Proposal for GeoTools Features to more fully handle GML Schemas
Chris Holmes, The Open Planning Project and David Zwiers, Refractions Research
The GeoTools Feature model was written with the thought of dealing with the full complexity of GML in mind - to be able to fully translate a GML document into a structure of Features and FeatureTypes (to hold an XML document and its XML Schema, respectively). It was designed quite well, but the problem is that up until now all of our feature datastores have only produced Simple Features - that is ones with no nested or complex structures. The point of this proposal is to review and slightly redesign our interfaces and implementations and interfaces to deal with the lacking aspects of our Feature model that are highlighted by David's GML parser.
Plan of Attack
We had a few basic goals that we wanted to hit:
- Make the AttributeType hierarchy more obvious (it was hidden in DefaultAttributeType)
- Introduce Choice, Multiplicty, and Set constructions from XML to the Feature model
- Have FeatureCollection be a Feature, and allow similar complex nestings
- Support Type restrictions (facets in xml).
And the other design consideration that drove our choices was the desire to change things as little as possible, to use existing structures as much as we could, and to make the change over relatively painless. We have no desire to introduce radical change, we simply want to extend and hash out the implications of Features that are not simple. The changes should not break any client code, though we did allow ourselves to deprecate a few methods, to be removed at a later date, as there were a few subtle assumptions about features being simple.

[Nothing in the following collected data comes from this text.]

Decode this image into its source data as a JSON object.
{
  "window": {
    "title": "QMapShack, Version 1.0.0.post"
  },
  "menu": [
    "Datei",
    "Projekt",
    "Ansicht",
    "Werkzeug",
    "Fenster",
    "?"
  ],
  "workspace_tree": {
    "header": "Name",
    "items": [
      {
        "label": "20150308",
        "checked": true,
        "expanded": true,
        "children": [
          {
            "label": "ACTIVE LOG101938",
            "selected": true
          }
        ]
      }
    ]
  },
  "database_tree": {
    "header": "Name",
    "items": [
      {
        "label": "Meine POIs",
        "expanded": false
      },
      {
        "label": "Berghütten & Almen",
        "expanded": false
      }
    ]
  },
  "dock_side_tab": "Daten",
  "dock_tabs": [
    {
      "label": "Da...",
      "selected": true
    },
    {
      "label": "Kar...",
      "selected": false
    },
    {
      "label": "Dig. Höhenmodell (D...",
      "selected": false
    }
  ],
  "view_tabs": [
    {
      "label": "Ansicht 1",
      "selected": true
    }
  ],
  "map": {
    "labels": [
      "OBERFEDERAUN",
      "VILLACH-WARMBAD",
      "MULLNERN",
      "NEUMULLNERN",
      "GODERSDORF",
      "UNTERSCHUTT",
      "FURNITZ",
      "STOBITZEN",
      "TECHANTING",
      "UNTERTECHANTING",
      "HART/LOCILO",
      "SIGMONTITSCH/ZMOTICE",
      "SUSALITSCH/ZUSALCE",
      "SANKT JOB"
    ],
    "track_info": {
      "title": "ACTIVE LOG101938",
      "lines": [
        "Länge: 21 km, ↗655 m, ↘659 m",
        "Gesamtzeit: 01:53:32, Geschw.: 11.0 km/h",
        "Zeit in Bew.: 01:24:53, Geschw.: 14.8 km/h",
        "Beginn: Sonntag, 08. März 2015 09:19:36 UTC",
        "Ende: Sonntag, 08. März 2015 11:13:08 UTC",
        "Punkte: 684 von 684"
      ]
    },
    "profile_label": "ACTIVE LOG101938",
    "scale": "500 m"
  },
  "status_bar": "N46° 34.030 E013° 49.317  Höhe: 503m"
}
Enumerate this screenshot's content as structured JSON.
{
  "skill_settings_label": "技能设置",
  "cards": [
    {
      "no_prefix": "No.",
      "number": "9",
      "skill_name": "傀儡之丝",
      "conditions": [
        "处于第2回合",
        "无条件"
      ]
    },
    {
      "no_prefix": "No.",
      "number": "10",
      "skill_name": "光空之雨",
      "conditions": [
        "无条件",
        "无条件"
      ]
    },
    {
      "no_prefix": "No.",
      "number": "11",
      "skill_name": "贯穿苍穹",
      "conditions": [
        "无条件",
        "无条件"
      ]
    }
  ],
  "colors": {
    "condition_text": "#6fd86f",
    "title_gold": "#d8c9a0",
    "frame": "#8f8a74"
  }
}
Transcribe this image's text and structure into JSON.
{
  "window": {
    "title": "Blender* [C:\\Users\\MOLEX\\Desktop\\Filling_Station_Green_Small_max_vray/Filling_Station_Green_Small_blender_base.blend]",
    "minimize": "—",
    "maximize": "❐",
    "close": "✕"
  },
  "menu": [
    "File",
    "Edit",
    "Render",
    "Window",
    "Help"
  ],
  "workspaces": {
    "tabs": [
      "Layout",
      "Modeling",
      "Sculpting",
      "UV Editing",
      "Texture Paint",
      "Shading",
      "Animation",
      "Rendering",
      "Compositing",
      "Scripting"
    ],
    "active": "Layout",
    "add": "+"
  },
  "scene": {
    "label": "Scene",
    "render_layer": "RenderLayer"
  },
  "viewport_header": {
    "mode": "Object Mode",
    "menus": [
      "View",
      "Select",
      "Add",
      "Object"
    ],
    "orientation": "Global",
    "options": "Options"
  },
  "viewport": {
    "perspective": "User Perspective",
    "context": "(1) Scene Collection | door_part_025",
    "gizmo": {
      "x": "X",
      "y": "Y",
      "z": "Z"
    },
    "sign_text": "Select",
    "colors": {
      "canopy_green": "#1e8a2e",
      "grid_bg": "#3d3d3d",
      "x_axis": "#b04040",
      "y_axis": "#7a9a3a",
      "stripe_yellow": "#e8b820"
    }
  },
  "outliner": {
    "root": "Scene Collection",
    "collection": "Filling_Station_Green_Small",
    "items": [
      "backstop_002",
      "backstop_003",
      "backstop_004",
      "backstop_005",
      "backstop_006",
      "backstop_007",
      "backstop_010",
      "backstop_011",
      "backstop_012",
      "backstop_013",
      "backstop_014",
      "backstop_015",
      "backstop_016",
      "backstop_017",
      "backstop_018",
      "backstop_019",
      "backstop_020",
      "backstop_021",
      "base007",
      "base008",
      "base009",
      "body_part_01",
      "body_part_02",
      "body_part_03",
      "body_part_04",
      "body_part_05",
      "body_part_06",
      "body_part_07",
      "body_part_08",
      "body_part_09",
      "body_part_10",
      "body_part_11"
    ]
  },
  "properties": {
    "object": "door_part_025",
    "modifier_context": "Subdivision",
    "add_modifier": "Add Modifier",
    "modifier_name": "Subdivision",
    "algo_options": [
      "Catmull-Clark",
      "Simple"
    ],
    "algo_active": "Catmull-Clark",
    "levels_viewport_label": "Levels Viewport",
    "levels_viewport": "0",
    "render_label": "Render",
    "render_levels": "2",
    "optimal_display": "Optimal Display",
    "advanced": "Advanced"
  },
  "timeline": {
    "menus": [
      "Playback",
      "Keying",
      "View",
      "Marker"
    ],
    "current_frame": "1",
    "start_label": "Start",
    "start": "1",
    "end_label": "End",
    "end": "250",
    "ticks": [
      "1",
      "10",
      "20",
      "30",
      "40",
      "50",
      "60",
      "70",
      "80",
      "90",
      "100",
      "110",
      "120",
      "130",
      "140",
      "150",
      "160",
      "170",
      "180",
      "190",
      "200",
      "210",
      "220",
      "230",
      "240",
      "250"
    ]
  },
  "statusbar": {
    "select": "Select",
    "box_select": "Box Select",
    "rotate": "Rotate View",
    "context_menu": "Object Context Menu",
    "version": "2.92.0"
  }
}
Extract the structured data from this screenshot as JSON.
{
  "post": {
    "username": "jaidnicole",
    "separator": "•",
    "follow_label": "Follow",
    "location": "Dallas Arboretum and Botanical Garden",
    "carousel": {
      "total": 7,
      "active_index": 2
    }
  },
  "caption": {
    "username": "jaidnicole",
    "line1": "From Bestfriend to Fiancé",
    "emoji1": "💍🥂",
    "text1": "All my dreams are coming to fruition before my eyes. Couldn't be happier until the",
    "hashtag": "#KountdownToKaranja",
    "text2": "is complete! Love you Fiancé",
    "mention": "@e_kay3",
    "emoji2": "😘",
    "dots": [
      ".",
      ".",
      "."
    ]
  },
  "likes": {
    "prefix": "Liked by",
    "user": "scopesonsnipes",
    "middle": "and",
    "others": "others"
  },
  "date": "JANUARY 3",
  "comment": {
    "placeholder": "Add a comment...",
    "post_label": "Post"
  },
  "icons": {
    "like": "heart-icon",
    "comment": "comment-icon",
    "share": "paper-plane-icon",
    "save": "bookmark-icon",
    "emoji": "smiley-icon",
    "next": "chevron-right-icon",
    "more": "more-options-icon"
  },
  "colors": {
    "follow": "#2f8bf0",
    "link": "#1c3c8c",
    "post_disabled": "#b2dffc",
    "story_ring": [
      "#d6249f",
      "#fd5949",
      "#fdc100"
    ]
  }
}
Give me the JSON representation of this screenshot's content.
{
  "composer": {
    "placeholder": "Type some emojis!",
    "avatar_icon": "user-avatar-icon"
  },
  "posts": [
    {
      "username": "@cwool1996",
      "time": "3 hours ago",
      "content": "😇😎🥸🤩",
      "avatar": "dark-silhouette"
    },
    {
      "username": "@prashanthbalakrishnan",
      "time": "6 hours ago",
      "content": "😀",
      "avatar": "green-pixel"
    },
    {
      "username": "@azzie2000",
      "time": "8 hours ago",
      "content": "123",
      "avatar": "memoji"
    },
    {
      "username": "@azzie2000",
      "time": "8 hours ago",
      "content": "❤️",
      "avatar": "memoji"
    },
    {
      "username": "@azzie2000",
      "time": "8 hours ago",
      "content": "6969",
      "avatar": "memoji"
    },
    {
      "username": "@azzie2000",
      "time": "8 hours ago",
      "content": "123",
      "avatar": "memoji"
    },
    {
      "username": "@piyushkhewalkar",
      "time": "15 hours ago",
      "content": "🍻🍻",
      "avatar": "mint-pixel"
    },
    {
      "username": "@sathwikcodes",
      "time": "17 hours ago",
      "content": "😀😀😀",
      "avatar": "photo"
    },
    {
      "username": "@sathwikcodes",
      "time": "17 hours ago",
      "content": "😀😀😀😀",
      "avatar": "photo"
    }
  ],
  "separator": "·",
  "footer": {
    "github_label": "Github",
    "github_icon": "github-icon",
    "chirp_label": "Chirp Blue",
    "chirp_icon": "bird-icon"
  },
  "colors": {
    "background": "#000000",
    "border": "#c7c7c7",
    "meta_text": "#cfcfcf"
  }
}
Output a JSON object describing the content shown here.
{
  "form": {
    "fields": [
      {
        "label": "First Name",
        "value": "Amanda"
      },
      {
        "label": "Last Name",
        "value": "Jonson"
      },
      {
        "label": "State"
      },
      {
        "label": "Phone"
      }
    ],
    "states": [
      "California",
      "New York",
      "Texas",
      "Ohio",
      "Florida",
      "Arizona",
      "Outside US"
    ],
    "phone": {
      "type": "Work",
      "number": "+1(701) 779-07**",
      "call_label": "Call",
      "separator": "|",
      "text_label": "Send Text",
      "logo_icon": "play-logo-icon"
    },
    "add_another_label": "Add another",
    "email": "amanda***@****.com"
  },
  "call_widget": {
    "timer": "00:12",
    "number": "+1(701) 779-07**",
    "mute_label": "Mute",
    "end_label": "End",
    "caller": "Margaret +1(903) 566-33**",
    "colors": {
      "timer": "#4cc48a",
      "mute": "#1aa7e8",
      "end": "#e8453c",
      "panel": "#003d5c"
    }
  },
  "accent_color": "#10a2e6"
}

The results of our work can be seen on a branch of subversion, called features-exp2. See http://svn.geotools.org/geotools/branches/features-exp2/ And most of the work is in the feature module: http://svn.geotools.org/geotools/branches/features-exp2/module/main/src/org/geotools/feature/
We were able to accomplish quite a lot without changing too much around. This is mostly due to the excellent forward thinking to use xpath to specify features. This made everything a lot easier, we ended up putting xpath a lot more front and center, to specify how to get out all the new complex constructors.
The first step we did was to have FeatureType extend AttributeType. This was already more or less done, as there was a DefaultAttributeType.FeatureType static inner class. We just wanted to make the fact that you can do this a little more front and center. In addition we split out the rest of the DefaultAttributeTypes - Numeric, Textual, and Temporal, into their own classes, in the types/ directory. This puts their documentation more at the fore for javadocs, and emphasizes that implementors can make their own AttributeTypes.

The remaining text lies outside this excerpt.